Lidera uma expedição que rastreia os estragos que abatem a humanidade diante da crise climática contemporânea.

A 156km ao norte de Lima, no distrito litorâneo de Végueta, o sítio arqueológico Vichama "é de relevância para o presente (...) Seus elementos arquitetônicos explicam com precisão todo o processo que a mudança climática significou para a humanidade", explica Shady.

Vichama é um dos 12 centros urbanos que formam o complexo arqueológico de 5.000 anos descoberto por ela no final do século passado.

A cientista rebatizou como Caral o que era conhecido como Chupacigarro, um platô com montes áridos, cercado por colinas e com um rio que o separa dos vales.

Levada pela curiosidade que lhe foi transmitida por seu pai, um professor checo que conseguiu fugir da Gestapo na Segunda Guerra Mundial, chegou a este local com seus estudantes em um fusca Volkswagen.

Com a ajuda da National Geographic, lançou-se em sua maior aventura. Sob toneladas de solo arenoso, encontrou pirâmides com topos achatados e uma surpreendente arquitetura antissísmica.

Caral terminou sendo reconhecida como a civilização mais remota da América e uma das mais antigas do mundo junto das da Mesopotâmia, Egito, China, Índia e Creta.

- Um colapso natural -

Shady, uma das 100 mulheres mais inspiradoras do mundo, segundo a rede britânica BBC, move-se a passos lentos pelas ruínas de Vichama rodeada por dois arqueólogos.

Esta área de 25 hectares, que os indígenas quechuas chamavam de Uichma (pescador), atesta o colapso de Caral pela seca e fome.

Das paredes, com suas gravuras de figuras humanas cadavéricas, ou com o estômago vazio, aos frisos e seus sapos antropomórficos, aqui tudo fala, susurram os arqueólogos.

Há 3.800 anos, os habitantes do que hoje se conhece como Peru enfrentaram um evento natural de grande magnitude, o qual, diferentemente da crise climática atual, não estava associado à atividade humana.

"Os vales foram convertidos em oásis, em desertos arenosos. Os rios desapareceram e, progressivamente, esse grande fenômeno natural ocorreu", explica Shady.

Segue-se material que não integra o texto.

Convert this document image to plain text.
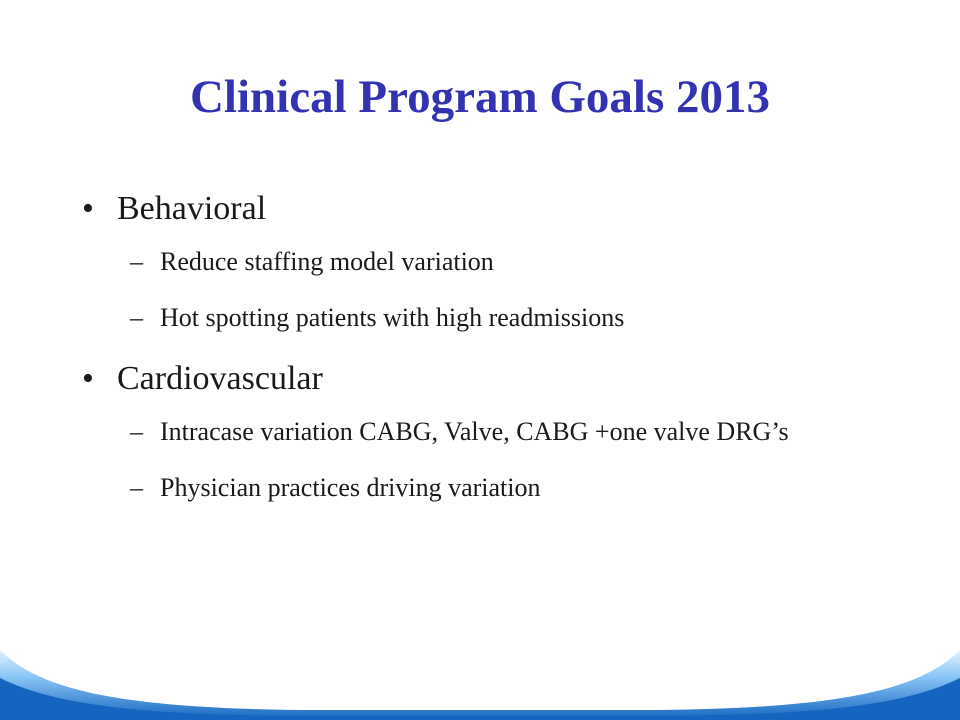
Clinical Program Goals 2013
• Behavioral
– Reduce staffing model variation
– Hot spotting patients with high readmissions
• Cardiovascular
– Intracase variation CABG, Valve, CABG +one valve DRG’s
– Physician practices driving variation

Entre as gravuras das paredes, pode-se observar a de um sapo com os braços estendidos e uma cabeça humana com os olhos fechados.

Segundo Shady, a imagem representaria o anúncio da chegada da água após uma devastadora seca. Na cosmovisão andina, o sapo é relacionada às chuvas e aos rios.

Um evento climático de "repercussão mundial" e de características cíclicas atingiu a humanidade há milhares de anos. Caral colapsa e dá lugar a Vichama, explica o arqueólogo Aldemar Crispín.

"Eles passaram por uma mudança climática muito forte que ficou representada nos muros", acrescenta.

- Guardiã, sob ameaça -

Shady passou mais de 25 anos escavando nos 66 hectares que formam as ruínas de Caral, uma civilização que se levantou sem muros nem armas e que desenvolveu uma arquitetura resistente em uma região de alta atividade sísmica.

Em 2009, a Unesco declarou Caral patrimônio da humanidade. As terras férteis ao redor da cidade sagrada se valorizaram e começaram as invasões estimuladas por traficantes de terra.

Apesar de, na teoria, serem terrenos do Estado, os invasores não foram despejados. A situação se agravou durante a pandemia. Shady foi intimidada por sua cruzada legal contra as ocupações que ameaçam o sítio arqueológico.

O advogado da guardiã de Caral foi ameaçado: "Se continuar protegendo essa mulher, vamos te enterrar junto dela cinco metros abaixo do chão", recorda a arqueóloga.

"Não temos o apoio do Ministério Público, nem da polícia", nem do Estado em geral, lamenta Shady.